Célia demorou a perceber o que ocorria. Apesar da forte dor, que ela compara à “sensação de uma bola de ferro no peito”, ela não procurou um médico imediatamente. Decidiu ir para casa. “Quando me deitei, aquela bola de ferro dissolveu. E aí eu não podia respirar. Liguei para minha irmã, que é enfermeira, e ela perguntou o que eu estava sentindo. Disse que sentia enjoo e dor no peito, e ela então me disse que eu estava infartando e que deveria correr ao hospital”, completou Célia. Veja também: "Me assustei, tive medo", diz Solange Couto sobre infarto
A professora então procurou atendimento na emergência do Hospital das Clínicas, na zona oeste da capital paulista. Um primeiro eletrocardiograma feito no local não constatou alteração alguma, mas o médico que a atendeu fez novos exames, identificou que ela estava mesmo sofrendo um infarto e a encaminhou imediatamente ao Instituto do Coração (Incor) do Hospital das Clínicas da Faculdade de Medicina da Universidade de São Paulo. Foi lá que Célia aceitou ser voluntária para uma pesquisa que está sendo desenvolvida por médicos do Incor e que pode inovar a forma de tratar o infarto agudo do miocárdio.
Pesquisa
Desde 2014, uma equipe de pesquisadores do Incor, liderada pelo médico Wilson Mathias Júnior, diretor do Serviço de Ecocardiografia do instituto, estuda a aplicação de um método de diagnóstico já consagrado, o ultrassom com microbolhas, para tratamento do infarto do miocárdio em fase aguda, em até 12 horas após o início da dor. Ou seja, o ultrassom com microbolhas que antes era usado apenas para diagnóstico, agora passa a ser uma etapa do tratamento para o infarto do miocárdio.
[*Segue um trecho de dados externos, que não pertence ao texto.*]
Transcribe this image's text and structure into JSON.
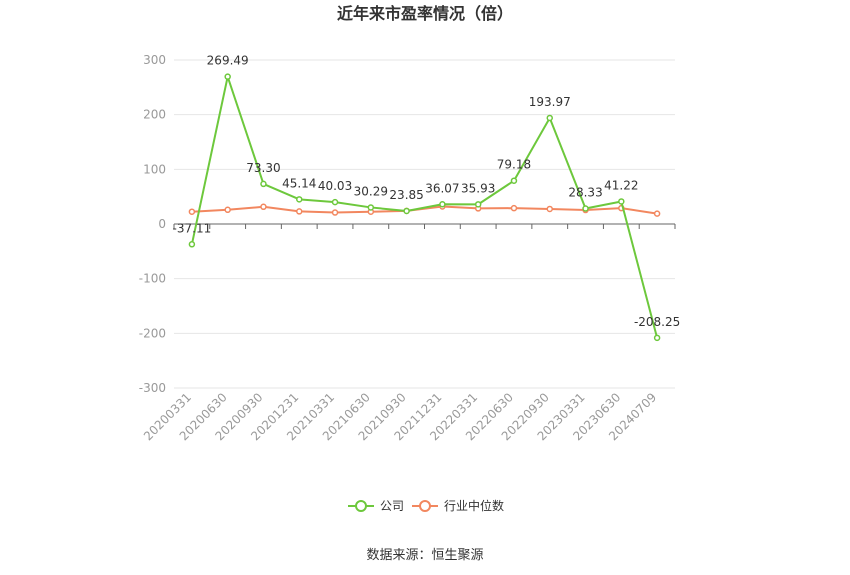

“As microbolhas foram inventadas, há mais de dez anos, pensando-se em melhorar o diagnóstico médico por ultrassom. Posteriormente, descobriu-se que, quando você intensifica uma região que contém microbolhas, elas vibram e, por vezes, elas explodem. É uma microexplosão, mas quando ela se rompe, forma um pequeno jato – como se você furasse uma bola de futebol e saísse um pequeno jato de ar – e esse microjato tem efeitos biológicos. Um desses efeitos é que, se ele está dentro de um trombo [coágulo], é como se fosse uma microdinamite que vai explodir, e cada bolhinha que explode lá dentro vai abrindo uma cavidade no trombro e vai causando a trombólise por ultrassom”, explicou o médico.
O estudo, foi feito com 42 pacientes do Incor até o momento, constatou que os pacientes submetidos ao tratamento com o ultrassom de microbolhas tiveram índices maiores de abertura da artéria obstruída e de recuperação do miocárdio em processo de infarto, quando comparados aos pacientes que não passaram pela técnica.
Atualmente, o tratamento aplicado para esse tipo de caso é a angioplastia primária: "Desobstrução mecânica da artéria coronária por um catéter nas primeiras seis horas ou até 12 horas do início da dor no peito”, ecplica o médico. No entanto, a angioplastia primária só é feita em poucos hospitais brasileiros, onde há estrutura para isso. Na maioria dos hospitais do país, portanto, o tratamento para o infarto agudo do miocárdio consiste na introdução de substâncias que dissolvem o coágulo, chamadas fibrinolíticos. Esses medicamentos têm uma eficácia, segundo o médico, em torno de 60% e provocam riscos de hemorragias. “Mas no balanço entre risco e benefício, como o dano do infarto é muito grande, o risco acaba compensando”, explicou.
Ultrassom com microbolhas
O ultrassom com microbolhas consiste em um gás perfluorocarbono que é encapsulado por camada de lipídios. O procedimento não é tóxico e é um método fácil de ser aplicado por profissionais de saúde. As bolhas, que circulam no sangue por cerca de 20 minutos, têm cerca de dois micra de diâmetro, três vezes menor que uma célula vermelha (hemácia), que tem cerca de seis micra de diâmetro.
A nova técnica é aplicada no paciente entre a chegada dele ao Incor e o transporte dele ao laboratório de cateterismo. “Se existe uma sala disponível, esse infartado sobe imediatamente. Se não existe, esse infartado fica sendo monitorado no pronto-socorro aguardando a liberação da sala. E é nessa janela, que varia de cinco a trinta minutos, que trabalhamos e efetuamos a primeira parte da terapia, cujo objetivo é romper os coágulos que estão nas coronárias e romper outros coágulos que vão migrando para a parte de baixo da microcirculação e vão entupindo os pequenos vasos. As bolhinhas vão até o capilar, rompendo os trombos mesmo em vasos pequenos”, explicou o médico.
A técnica não substitui a angioplastia primária, mas ajuda “a interromper o processo de necrose do coração”. “Ainda é preciso fazer a angioplastia, mas você abre a artéria coronária para o paciente, que é o que faz a diferença”, acrescentou.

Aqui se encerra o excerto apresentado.